The move — and building upgrades — will cost about $600,000, paid for by donors, most connected to the Toubins or the synagogue, Rubin said.
The Texas Historical Commission encourages communities to preserve historic buildings in their original locations, but in the case of B’nai Abraham, the agency “recognized that additional negotiation wouldn’t have changed the outcome,” said an agency spokesman, Chris Florance.
Brenham, the home of Blue Bell ice cream, considered making the synagogue part of its parks department, Mayor Milton Tate said. But it would have been a tourist attraction with no religious services.
Jews played a vital role in developing the community, Tate said, but most have moved away or died. The Toubins’ children live in Houston and Dallas.
“The Toubins,” Tate said, “are the last of the Mohicans.”
At the Jewish community campus in Austin, the building will be pieced back together in a grove of trees on a site where soil from Brenham and Jerusalem were mixed with the Austin dirt. It will get new insulation, restrooms, air-conditioning and electrical wiring.
It will be called B’nai Abraham Brenham Historic Synagogue.

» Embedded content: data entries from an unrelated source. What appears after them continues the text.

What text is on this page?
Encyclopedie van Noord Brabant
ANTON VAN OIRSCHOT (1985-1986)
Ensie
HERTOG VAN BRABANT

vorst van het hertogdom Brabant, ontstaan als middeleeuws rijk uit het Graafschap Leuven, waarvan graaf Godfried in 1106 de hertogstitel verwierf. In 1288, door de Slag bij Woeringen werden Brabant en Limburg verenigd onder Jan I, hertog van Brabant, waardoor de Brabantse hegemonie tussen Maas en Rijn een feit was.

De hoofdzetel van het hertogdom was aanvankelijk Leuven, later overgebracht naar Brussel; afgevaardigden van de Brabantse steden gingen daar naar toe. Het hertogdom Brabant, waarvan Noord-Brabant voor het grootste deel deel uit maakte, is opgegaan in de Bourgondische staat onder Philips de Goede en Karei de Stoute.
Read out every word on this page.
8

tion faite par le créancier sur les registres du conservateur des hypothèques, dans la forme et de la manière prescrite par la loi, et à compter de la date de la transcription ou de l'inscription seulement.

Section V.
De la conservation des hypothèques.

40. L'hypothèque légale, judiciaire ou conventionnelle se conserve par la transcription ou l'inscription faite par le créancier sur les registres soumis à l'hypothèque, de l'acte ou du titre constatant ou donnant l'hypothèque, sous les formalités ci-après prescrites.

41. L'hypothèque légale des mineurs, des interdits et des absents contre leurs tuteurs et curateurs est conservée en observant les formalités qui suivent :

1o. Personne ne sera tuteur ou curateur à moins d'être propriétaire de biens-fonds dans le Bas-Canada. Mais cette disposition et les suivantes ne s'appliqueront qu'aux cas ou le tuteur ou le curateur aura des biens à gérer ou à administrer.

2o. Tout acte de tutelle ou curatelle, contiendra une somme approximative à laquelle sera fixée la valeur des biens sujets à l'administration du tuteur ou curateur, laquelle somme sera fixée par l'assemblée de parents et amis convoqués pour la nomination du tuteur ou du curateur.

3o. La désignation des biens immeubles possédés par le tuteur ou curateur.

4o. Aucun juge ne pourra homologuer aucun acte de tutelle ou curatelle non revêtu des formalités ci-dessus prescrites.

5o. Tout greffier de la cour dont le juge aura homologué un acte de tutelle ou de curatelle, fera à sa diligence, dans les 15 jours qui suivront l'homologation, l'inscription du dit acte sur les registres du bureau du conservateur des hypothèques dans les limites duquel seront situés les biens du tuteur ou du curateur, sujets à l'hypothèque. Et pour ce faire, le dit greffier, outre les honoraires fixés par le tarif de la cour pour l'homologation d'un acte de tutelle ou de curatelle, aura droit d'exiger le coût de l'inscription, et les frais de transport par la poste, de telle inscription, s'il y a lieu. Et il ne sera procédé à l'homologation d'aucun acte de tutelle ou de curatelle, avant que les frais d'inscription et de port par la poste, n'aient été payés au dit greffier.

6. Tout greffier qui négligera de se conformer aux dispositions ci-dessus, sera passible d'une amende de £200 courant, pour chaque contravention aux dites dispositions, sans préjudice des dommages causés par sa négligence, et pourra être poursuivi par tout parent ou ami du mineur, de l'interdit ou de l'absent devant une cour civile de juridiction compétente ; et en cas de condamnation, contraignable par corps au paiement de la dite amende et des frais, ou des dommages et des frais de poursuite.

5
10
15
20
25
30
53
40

It will host daily prayers for members of Tiferet Israel, who now worship in an education building at the Jewish community campus. Other Jewish groups will also use it. There will be holiday services, educational programs and bar mitzvahs.
Judith Katzman's oldest son had his bar mitzvah at B'nai Abraham in Brenham. She treasures the synagogue as part of the town’s landscape.
“It really touches me to drive by it and have it pop up,” she said. But when it is gone, she added, “We’ll all be okay.”